“I think you’ve almost guaranteed yourself a [tuition] freeze,” said Rep. Bob Martinson back in 2011 during a committee hearing in which legislators chastised North Dakota State University for a massive 8.8% tuition hike that went well beyond the guidelines legislators had set in the budget.
Today the North Dakota House had a chance to vote for a tuition freeze for the North Dakota University System with HB1328 introduced by Rep. Kylie Oversen (see my interview with her about the bill here), and they voted it down on a 29 – 60 vote (it’s worth noting that Rep. Martinson did, in fact, vote for the freeze).
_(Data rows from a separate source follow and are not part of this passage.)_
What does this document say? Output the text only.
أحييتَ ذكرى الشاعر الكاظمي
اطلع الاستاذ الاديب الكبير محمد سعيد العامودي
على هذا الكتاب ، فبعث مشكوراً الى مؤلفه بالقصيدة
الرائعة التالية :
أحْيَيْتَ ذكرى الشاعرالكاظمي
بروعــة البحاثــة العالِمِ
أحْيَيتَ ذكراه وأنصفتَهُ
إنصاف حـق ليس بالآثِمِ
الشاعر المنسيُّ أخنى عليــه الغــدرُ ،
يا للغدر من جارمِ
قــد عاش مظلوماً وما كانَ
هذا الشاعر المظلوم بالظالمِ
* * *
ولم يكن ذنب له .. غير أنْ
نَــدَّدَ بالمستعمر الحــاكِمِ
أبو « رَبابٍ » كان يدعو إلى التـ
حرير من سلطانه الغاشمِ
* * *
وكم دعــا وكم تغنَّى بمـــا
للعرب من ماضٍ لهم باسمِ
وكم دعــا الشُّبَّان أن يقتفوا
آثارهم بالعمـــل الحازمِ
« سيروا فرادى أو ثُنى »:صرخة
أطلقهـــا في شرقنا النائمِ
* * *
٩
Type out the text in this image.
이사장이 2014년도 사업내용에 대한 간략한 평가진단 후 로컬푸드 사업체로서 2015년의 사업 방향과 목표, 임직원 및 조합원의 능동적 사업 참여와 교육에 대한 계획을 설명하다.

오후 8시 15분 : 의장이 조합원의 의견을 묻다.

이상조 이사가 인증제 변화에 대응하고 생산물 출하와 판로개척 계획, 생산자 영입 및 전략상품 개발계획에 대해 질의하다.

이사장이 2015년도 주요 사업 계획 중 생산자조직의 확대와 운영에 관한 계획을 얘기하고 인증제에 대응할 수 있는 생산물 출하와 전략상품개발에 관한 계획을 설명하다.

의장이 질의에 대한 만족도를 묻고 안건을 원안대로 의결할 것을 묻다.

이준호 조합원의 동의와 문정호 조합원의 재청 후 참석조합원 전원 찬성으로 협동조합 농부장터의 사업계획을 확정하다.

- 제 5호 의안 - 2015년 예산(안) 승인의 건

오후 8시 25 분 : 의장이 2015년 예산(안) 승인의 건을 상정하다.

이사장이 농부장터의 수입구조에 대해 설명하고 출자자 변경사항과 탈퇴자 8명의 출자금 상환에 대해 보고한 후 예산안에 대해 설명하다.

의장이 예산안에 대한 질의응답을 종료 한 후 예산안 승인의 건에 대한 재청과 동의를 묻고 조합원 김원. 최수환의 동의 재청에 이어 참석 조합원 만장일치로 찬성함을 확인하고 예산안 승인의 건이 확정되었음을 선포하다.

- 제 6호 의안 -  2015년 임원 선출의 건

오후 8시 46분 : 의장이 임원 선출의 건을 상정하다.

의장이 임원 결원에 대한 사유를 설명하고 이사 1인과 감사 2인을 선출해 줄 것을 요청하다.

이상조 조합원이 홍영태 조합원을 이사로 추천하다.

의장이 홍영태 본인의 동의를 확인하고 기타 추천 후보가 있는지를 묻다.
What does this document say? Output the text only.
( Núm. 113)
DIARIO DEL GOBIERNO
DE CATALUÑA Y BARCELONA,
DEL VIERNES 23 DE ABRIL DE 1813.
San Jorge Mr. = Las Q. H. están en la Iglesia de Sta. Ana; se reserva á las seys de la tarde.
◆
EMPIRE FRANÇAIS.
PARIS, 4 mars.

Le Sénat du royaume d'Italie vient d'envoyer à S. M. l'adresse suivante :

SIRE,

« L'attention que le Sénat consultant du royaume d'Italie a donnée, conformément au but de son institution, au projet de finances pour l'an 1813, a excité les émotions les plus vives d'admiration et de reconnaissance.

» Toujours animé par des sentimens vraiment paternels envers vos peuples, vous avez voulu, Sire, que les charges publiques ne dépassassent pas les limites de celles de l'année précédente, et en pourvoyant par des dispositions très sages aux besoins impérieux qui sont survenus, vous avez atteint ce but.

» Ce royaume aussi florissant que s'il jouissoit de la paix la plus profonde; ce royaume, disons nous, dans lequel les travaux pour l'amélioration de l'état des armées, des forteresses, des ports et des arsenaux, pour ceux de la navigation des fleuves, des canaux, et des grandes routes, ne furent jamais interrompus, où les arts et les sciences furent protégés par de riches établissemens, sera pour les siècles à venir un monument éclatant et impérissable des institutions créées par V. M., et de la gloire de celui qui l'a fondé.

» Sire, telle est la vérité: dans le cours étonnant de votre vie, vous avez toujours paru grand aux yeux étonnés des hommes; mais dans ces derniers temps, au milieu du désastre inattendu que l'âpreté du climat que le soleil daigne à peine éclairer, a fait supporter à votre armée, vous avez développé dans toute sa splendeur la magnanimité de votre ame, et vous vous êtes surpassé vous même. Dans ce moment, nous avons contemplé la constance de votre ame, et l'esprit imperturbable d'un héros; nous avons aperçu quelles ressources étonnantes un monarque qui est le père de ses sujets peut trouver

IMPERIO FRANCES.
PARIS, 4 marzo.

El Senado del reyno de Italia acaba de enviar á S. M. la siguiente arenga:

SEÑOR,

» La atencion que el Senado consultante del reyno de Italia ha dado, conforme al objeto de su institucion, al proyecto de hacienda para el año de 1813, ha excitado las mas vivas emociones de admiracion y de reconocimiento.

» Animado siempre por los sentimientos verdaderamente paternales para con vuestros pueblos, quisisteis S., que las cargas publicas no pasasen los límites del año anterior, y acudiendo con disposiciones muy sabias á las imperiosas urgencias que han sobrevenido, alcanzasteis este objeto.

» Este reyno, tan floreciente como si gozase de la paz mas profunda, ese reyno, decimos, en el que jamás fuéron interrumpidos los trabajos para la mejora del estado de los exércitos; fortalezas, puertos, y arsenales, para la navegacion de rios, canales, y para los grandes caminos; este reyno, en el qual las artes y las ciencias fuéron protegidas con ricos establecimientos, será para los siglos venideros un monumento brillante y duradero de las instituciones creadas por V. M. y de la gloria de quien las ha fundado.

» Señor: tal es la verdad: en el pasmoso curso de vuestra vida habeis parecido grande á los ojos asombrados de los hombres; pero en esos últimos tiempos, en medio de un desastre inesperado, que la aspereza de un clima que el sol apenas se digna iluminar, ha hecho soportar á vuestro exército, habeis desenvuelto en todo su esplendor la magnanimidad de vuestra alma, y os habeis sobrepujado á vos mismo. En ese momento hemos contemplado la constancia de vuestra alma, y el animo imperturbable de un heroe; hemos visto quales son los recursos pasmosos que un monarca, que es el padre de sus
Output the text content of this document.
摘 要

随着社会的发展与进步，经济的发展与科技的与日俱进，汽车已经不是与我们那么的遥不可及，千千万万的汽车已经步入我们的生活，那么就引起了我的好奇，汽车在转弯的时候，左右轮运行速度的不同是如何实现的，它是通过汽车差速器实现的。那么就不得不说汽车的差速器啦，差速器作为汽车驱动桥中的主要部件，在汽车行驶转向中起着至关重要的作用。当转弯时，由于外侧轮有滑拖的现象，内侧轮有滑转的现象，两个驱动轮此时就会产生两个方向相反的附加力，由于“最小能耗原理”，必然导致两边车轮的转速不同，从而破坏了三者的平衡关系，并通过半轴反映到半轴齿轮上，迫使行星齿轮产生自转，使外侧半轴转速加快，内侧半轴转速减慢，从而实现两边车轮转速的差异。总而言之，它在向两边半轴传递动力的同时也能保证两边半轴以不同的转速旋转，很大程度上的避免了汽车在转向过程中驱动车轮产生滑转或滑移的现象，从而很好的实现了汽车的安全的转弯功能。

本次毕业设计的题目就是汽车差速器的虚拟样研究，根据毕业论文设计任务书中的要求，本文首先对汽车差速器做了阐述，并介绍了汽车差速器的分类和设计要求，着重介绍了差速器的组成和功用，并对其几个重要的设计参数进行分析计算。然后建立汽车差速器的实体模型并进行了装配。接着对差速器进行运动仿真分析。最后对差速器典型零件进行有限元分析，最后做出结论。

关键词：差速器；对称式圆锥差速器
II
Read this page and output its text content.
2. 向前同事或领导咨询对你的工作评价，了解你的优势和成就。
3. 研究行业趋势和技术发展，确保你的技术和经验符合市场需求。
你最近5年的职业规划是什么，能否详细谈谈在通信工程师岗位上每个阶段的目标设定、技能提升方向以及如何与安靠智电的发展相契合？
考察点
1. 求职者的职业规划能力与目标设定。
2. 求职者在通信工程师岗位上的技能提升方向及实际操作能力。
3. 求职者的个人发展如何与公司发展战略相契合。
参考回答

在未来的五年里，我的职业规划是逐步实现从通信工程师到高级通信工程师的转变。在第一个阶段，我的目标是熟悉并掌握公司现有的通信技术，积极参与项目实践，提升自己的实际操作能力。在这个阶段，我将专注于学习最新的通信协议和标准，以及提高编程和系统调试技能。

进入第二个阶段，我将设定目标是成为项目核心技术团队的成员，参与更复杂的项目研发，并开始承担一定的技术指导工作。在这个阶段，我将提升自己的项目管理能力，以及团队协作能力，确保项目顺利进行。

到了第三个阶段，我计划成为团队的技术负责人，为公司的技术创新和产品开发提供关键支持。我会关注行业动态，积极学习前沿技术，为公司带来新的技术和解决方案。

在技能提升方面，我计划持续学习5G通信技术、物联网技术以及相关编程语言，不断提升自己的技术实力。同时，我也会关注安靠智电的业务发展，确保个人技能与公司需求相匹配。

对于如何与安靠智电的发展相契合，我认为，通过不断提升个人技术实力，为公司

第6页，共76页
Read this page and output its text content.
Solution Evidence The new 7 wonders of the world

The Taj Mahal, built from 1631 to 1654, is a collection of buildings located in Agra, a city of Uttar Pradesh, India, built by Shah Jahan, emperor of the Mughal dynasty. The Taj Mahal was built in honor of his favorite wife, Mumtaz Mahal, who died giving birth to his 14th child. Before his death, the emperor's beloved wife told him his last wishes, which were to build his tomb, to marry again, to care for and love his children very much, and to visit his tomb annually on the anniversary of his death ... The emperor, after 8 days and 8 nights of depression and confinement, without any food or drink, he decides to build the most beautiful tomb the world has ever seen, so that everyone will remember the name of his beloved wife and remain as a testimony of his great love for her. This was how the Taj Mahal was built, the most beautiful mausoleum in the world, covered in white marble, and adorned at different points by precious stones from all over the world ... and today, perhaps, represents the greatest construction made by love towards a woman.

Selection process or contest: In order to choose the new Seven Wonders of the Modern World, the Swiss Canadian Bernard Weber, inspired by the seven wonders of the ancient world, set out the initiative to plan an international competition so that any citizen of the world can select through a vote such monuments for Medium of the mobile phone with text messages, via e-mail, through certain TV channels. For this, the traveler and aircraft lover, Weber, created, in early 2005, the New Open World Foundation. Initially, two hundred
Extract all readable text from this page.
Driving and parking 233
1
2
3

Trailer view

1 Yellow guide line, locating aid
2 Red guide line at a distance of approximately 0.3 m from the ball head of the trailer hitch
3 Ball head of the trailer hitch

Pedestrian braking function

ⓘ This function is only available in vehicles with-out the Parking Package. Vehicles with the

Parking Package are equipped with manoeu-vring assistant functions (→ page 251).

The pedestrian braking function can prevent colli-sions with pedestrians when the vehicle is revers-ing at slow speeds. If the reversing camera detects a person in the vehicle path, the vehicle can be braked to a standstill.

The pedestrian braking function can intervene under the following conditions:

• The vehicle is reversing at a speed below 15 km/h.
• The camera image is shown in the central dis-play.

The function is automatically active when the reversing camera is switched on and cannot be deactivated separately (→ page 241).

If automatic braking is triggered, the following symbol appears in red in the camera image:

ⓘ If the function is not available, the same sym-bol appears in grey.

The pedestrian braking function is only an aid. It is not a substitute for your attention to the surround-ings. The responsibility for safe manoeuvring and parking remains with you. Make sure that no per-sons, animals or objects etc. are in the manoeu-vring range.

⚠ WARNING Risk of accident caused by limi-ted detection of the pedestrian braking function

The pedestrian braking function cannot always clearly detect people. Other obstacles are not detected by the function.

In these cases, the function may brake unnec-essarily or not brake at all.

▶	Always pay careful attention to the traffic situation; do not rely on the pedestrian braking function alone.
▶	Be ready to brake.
In carrying the bill to the floor out of committee, where it had received a “do not pass” recommendation, Rep. David Rust said that the bill really isn’t a solution to soaring tuition rates. He’s right. The higher education bubble is being inflated by both national and state policies which subsidize college attendance through grants, government-backed loans and other policies. A two-year tuition freeze would only delay the problem, not fix it.
And it is a problem. As Rep. Oversen noted in her floor speech, North Dakota is 13th in the nation when it comes to per-student loan debt and 1st int he nation for the number of students leaving college with debt.
A freeze would have been a good thing, but only as a stepping stone to larger reforms. Unfortunately, the House today didn’t even take that first step.